Who can apply and what are the provisions?

There are three different situations and tests depending on the type of the applicant.

Firstly, in general any person may apply for an emergency protection order under s44(1)(a) but the court may only grant the order under this ground if it is satisfied that there is reasonable cause to believe that the child is likely to suffer significant harm if either: 
  • He is not removed to accommodation provided by or on behalf of the applicant; or

  • He does not remain in the place where he is being accommodated. 

Secondly, a local authority may rely on ground (a) as above or may use an alternative rout under s44(1)(b):
  • Inquiries are being made with respect to the child under s47(1)(b); and

  • Those inquiries are being frustrated by access to the child being unreasonably denied to a person authorised to seek access and the applicant has reasonable cause to believe that access to the child is required as a matter of urgency 

Thirdly, an authorised person (at this moment the provisions only apply to the NSPCC) may apply on the ground set out in s44(1)(c) if he can show that:
  • He has reasonable ground to believe that a child is suffering, or is likely to suffer, significant harm

  • He is making inquiries with respect to the child’s welfare

  • Those inquiries are being frustrated by access to the child being unreasonably refused to a person authorised to seek access and the applicant has reasonable cause to believe that access to the child is required as a matter of urgency 

The terms harm and significant appear on number of occasions in respect of EPOs.
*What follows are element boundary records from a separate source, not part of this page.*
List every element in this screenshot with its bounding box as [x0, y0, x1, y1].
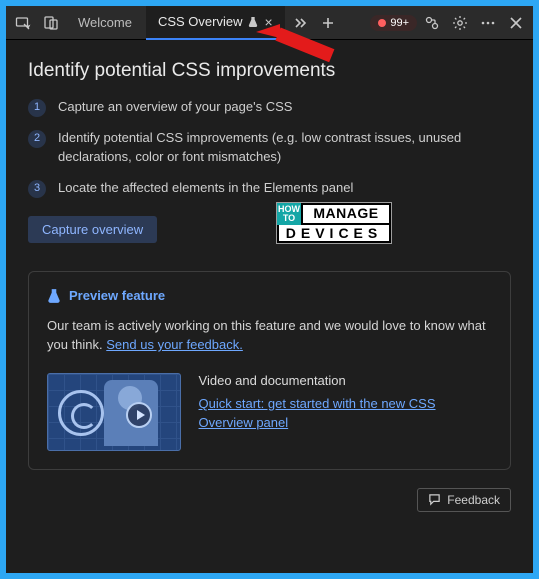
step-item: 1 Capture an overview of your page's CSS [28, 98, 511, 117]
step-text: Identify potential CSS improvements (e.g… [58, 129, 511, 167]
steps-list: 1 Capture an overview of your page's CSS… [28, 98, 511, 198]
content-area: Identify potential CSS improvements 1 Ca… [6, 40, 533, 573]
more-tabs-chevron-icon[interactable] [287, 10, 313, 36]
devtools-panel: Welcome CSS Overview × 99+ [6, 6, 533, 573]
device-toggle-icon[interactable] [38, 10, 64, 36]
step-number: 1 [28, 99, 46, 117]
error-dot-icon [378, 19, 386, 27]
add-tab-icon[interactable] [315, 10, 341, 36]
media-text: Video and documentation Quick start: get… [199, 373, 492, 433]
close-devtools-icon[interactable] [503, 10, 529, 36]
play-icon [126, 402, 152, 428]
flask-icon [47, 288, 61, 304]
feedback-button-label: Feedback [447, 493, 500, 507]
watermark: HOW TO MANAGE DEVICES [276, 202, 392, 244]
tab-css-overview[interactable]: CSS Overview × [146, 6, 285, 40]
preview-heading: Preview feature [47, 288, 492, 304]
step-item: 2 Identify potential CSS improvements (e… [28, 129, 511, 167]
feedback-button[interactable]: Feedback [417, 488, 511, 512]
tab-label: CSS Overview [158, 14, 243, 29]
close-icon[interactable]: × [264, 15, 272, 29]
media-row: Video and documentation Quick start: get… [47, 373, 492, 451]
preview-heading-text: Preview feature [69, 288, 165, 303]
inspect-icon[interactable] [10, 10, 36, 36]
errors-count: 99+ [390, 17, 409, 29]
step-item: 3 Locate the affected elements in the El… [28, 179, 511, 198]
quickstart-link[interactable]: Quick start: get started with the new CS… [199, 396, 436, 431]
step-text: Capture an overview of your page's CSS [58, 98, 292, 117]
watermark-to: TO [283, 214, 295, 223]
extensions-icon[interactable] [419, 10, 445, 36]
watermark-devices: DEVICES [277, 225, 391, 243]
gear-icon[interactable] [447, 10, 473, 36]
feedback-link[interactable]: Send us your feedback. [106, 337, 243, 352]
capture-overview-button[interactable]: Capture overview [28, 216, 157, 243]
preview-panel: Preview feature Our team is actively wor… [28, 271, 511, 470]
page-title: Identify potential CSS improvements [28, 60, 511, 82]
step-text: Locate the affected elements in the Elem… [58, 179, 353, 198]
step-number: 2 [28, 130, 46, 148]
video-thumbnail[interactable] [47, 373, 181, 451]
step-number: 3 [28, 180, 46, 198]
footer: Feedback [28, 488, 511, 512]
video-heading: Video and documentation [199, 373, 492, 388]
more-icon[interactable] [475, 10, 501, 36]
tab-label: Welcome [78, 15, 132, 30]
flask-icon [248, 16, 258, 28]
tab-welcome[interactable]: Welcome [66, 6, 144, 40]
chat-icon [428, 493, 441, 506]
tab-bar: Welcome CSS Overview × 99+ [6, 6, 533, 40]
preview-body: Our team is actively working on this fea… [47, 316, 492, 355]
errors-badge[interactable]: 99+ [370, 15, 417, 31]
watermark-manage: MANAGE [301, 203, 391, 225]
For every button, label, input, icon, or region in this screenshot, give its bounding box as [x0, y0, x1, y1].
For the purposes of those orders harm means ill-treatment or the impairment of health and development and even though significant has not itself been defined, the judicial guidance provides that it is not to be equated with substantial. 

What factors is the court to consider prior making the order?

The court must be satisfied that one of the grounds in section 44(1) as above is satisfied. Secondly, the court must be of the opinion that the child’s welfare requires that the order be made. It is important to note that the welfare of the child is a paramount consideration in respect of EPOs. Thirdly, the court must be satisfied that the making of the order will be better for the child than making no order, which is also known as the no order principle.

What is the duration of an EPO?

  • An EPO may have effect in the first instance for a maximum of 8 days. The relevant period also includes any period when the child is in police protection.

  • In specific circumstances, the court may extend the period of up to 7 days. This power can only be exercised if the applicant has parental responsibility for the child as a result of the emergency protection order and is entitled to apply for a care order with respect to the child – i.e. local authorities and NSPCC.

  • The extension should only be granted if the court has reasonable cause to believe that the child is likely to suffer significant harm if the order is not extended.

  • Therefore, the total amount for an emergency protection order is up to 15 days.  

  • An applicant local authority could be expected to make a decision on whether to apply for a care or supervision order within that time and file the application as soon as practicable.

  • A party may apply to discharge an EPO only if he was not present when it was initially made. Therefore, a party can be present to oppose the making or the order or apply for it to be discharged but not both. An application to discharge an EPO can be made immediately after the order was made. However, such cannot be heard before 72 hours have elapsed from the time of the order. 

  • Further, there is no right to appeal regarding any decision to make, refuse to make or discharge an EPO. The only method of review currently available would be judicial review if there are grounds to support it.